Spark Connect

Last updated: Thu Apr 16 17:04:40 2026

Intro

Spark Connect introduced a decoupled client-server architecture that allows remote connectivity to Spark clusters using the DataFrame API. The separation between client and server allows Spark to be leveraged from everywhere, and this would allow R users to interact with a cluster from the comfort of their preferred environment, laptop or otherwise.

The Solution

The API is very different than “legacy” Spark and using the Spark shell is no longer an option. We have decided to use Python as the new interface. In turn, Python uses gRPC to interact with Spark.

We are using reticulate to interact with the Python API. sparklyr extends the functionality, and user experience, by providing the dplyr back-end, DBI back-end, and RStudio’s Connection pane integration.

flowchart LR
  subgraph lp[test]
    subgraph r[R]
      sr[sparklyr]
      rt[reticulate]
    end
    subgraph ps[Python]
      dc[Spark Connect]
      g1[gRPC]
    end
  end   
  subgraph db[Compute Cluster]
    sp[Spark]   
  end
  sr <--> rt
  rt <--> dc
  g1 <-- Internet<br>Connection --> sp
  dc <--> g1
  
  style r   fill:#fff,stroke:#666,color:#000
  style sr  fill:#fff,stroke:#666,color:#000
  style rt  fill:#fff,stroke:#666,color:#000
  style ps  fill:#fff,stroke:#666,color:#000
  style lp  fill:#fff,stroke:#666,color:#fff
  style db  fill:#fff,stroke:#666,color:#000
  style sp  fill:#fff,stroke:#666,color:#000
  style g1  fill:#fff,stroke:#666,color:#000
  style dc  fill:#fff,stroke:#666,color:#000

Figure 1: How sparklyr communicates with Spark Connect

Package Installation

To access Spark Connect, you will need to install the pysparklyr package in addition to sparklyr:

install.packages("pysparklyr")

Initial setup

sparklyr will automatically set up a temporary Python environment for the duration of your R session using uv. This environment will include all the Python libraries needed to interact with the Spark cluster. No manual installation steps are required, simply call spark_connect() and everything will be ready to use.

Legacy setup via install_pyspark()

If uv is not available in your environment (for example, because your organization restricts its installation), you can fall back to setting up the Python environment manually using install_pyspark().

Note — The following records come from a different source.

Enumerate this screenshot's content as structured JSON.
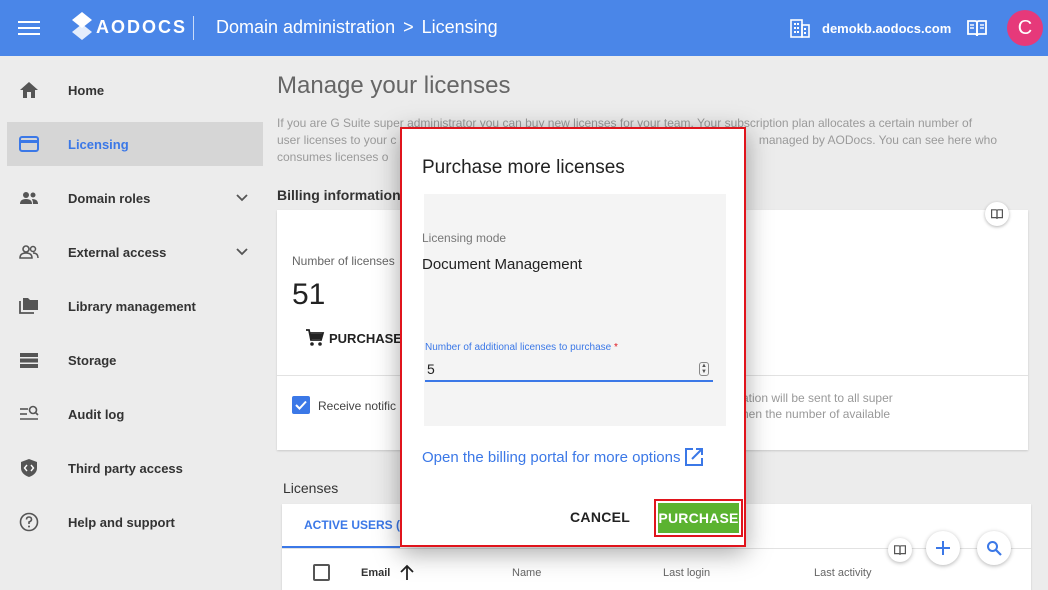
{
  "topbar": {
    "logo_text": "AODOCS",
    "breadcrumb_parent": "Domain administration",
    "breadcrumb_separator": ">",
    "breadcrumb_current": "Licensing",
    "domain": "demokb.aodocs.com",
    "avatar_letter": "C",
    "bar_color": "#4a86e8",
    "avatar_color": "#e6397a"
  },
  "sidebar": {
    "items": [
      {
        "label": "Home",
        "icon": "home-icon"
      },
      {
        "label": "Licensing",
        "icon": "card-icon",
        "active": true
      },
      {
        "label": "Domain roles",
        "icon": "people-icon",
        "expandable": true
      },
      {
        "label": "External access",
        "icon": "people-outline-icon",
        "expandable": true
      },
      {
        "label": "Library management",
        "icon": "folders-icon"
      },
      {
        "label": "Storage",
        "icon": "storage-icon"
      },
      {
        "label": "Audit log",
        "icon": "audit-icon"
      },
      {
        "label": "Third party access",
        "icon": "shield-code-icon"
      },
      {
        "label": "Help and support",
        "icon": "help-icon"
      }
    ]
  },
  "main": {
    "title": "Manage your licenses",
    "intro_line1": "If you are G Suite super administrator you can buy new licenses for your team. Your subscription plan allocates a certain number of",
    "intro_line2": "user licenses to your c",
    "intro_line2_end": "managed by AODocs. You can see here who",
    "intro_line3": "consumes licenses o",
    "billing_title": "Billing information",
    "number_of_licenses_label": "Number of licenses",
    "number_of_licenses": "51",
    "purchase_label": "PURCHASE",
    "receive_label": "Receive notific",
    "notif_line1": "ation will be sent to all super",
    "notif_line2": "hen the number of available",
    "licenses_title": "Licenses",
    "active_users_tab": "ACTIVE USERS (5",
    "columns": [
      "Email",
      "Name",
      "Last login",
      "Last activity"
    ]
  },
  "dialog": {
    "title": "Purchase more licenses",
    "mode_label": "Licensing mode",
    "mode_value": "Document Management",
    "input_label": "Number of additional licenses to purchase",
    "input_required": "*",
    "input_value": "5",
    "billing_link": "Open the billing portal for more options",
    "cancel_label": "CANCEL",
    "purchase_label": "PURCHASE",
    "purchase_color": "#5bb330",
    "highlight_color": "#e0141c"
  }
}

This will:

  • Create, or re-create, a persistent Python environment. Based on your OS, it will choose to create a Virtual Environment, or Conda.

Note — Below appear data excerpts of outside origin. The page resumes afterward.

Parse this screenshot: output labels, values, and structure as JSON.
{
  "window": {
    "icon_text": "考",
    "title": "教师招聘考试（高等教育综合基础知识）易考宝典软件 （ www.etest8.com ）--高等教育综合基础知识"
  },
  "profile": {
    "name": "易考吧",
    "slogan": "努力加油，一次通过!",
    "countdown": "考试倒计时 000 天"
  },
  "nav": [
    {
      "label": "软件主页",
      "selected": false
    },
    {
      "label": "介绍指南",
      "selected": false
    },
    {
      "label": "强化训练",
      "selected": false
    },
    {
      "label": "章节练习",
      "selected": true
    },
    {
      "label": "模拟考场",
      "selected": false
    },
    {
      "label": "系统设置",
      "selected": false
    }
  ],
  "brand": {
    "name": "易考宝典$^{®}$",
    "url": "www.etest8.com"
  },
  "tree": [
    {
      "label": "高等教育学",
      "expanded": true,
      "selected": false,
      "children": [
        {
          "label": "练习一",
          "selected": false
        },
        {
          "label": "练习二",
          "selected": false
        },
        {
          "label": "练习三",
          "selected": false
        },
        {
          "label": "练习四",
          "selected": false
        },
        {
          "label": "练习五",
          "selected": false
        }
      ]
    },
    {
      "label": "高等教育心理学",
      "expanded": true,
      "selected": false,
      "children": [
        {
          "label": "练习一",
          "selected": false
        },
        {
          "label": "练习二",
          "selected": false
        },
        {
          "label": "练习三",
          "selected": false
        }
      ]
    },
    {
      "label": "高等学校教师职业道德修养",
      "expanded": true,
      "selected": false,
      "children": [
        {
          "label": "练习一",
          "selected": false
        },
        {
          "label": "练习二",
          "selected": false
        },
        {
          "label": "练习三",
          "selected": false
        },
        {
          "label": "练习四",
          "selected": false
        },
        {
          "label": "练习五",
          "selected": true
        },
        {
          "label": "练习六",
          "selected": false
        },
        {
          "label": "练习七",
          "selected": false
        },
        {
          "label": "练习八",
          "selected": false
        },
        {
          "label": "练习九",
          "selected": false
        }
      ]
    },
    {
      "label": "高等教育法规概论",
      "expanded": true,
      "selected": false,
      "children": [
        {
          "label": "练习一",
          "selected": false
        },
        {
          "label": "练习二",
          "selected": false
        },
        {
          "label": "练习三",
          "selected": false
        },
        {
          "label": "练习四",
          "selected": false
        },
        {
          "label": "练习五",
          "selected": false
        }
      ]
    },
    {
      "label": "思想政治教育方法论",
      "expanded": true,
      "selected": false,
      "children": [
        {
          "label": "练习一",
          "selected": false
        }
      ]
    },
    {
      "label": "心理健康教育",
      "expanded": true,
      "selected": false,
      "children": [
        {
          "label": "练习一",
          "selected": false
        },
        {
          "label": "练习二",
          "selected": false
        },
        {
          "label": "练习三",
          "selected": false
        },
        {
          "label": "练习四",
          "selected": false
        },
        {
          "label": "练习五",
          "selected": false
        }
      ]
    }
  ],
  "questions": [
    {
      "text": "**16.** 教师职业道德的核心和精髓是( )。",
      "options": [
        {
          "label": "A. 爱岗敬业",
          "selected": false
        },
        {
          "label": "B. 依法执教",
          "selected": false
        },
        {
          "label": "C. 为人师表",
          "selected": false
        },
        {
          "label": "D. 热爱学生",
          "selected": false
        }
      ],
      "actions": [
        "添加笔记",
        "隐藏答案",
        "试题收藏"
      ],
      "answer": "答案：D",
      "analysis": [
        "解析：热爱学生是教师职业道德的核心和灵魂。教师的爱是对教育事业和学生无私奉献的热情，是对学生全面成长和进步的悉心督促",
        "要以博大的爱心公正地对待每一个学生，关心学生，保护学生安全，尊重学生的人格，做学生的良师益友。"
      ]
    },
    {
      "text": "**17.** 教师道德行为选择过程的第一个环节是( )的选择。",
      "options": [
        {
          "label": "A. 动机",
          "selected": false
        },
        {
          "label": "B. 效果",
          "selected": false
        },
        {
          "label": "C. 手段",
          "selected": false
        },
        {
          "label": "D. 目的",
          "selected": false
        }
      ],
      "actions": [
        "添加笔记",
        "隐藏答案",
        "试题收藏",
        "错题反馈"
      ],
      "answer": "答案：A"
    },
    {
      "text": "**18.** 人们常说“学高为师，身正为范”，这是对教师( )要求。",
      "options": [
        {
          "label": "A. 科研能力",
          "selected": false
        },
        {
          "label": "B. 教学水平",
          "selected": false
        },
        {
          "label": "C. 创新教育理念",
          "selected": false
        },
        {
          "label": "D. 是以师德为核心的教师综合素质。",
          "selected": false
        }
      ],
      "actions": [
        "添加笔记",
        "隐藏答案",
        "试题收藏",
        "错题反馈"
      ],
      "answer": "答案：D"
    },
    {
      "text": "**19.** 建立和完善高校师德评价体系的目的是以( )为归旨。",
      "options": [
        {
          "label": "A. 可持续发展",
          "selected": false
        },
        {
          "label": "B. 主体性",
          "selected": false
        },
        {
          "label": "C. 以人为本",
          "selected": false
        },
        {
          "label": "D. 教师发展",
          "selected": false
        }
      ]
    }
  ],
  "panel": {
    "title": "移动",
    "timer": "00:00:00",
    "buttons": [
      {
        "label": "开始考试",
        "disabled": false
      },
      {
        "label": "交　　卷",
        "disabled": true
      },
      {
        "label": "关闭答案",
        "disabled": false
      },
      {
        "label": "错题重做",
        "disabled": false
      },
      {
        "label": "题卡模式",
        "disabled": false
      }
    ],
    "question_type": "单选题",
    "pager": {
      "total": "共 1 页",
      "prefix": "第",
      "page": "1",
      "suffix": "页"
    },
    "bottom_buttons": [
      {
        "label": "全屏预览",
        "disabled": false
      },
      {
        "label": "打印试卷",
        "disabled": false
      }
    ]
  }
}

  • Install the needed Python libraries

To install the latest versions of all the libraries, use:

pysparklyr::install_pyspark()

It is recommended that the version of the PySpark library matches the Spark version of your cluster. To do this, pass the Spark version in the version argument, for example:

pysparklyr::install_pyspark("4.1")

We have seen Spark sessions crash when the version of PySpark and the version of Spark do not match. Specifically when a newer version of PySpark is used against an older version of Spark. If you are having issues with your connection, consider running install_pyspark() to match the cluster’s specific Spark version.

Connecting

To start a session with an open source Spark cluster, via Spark Connect, you will need to set the master and method values. The master will be an IP address and an optional port. The connection URL uses the “sc://” protocol. For method, use “spark_connect”. Here is an example:

library(sparklyr)

sc <- spark_connect(
  master = "sc://[Host IP(:Host Port - optional)]", 
  method = "spark_connect",
  version = "[Version that matches your cluster]"
  )

If version is not passed, then sparklyr will automatically choose the installed Python environment with the highest PySpark version. In a console message, sparklyr will let you know which environment it will use.

Run locally

It is possible to run Spark Connect on your machine. We provide helper functions that let you setup and start/stop the services locally.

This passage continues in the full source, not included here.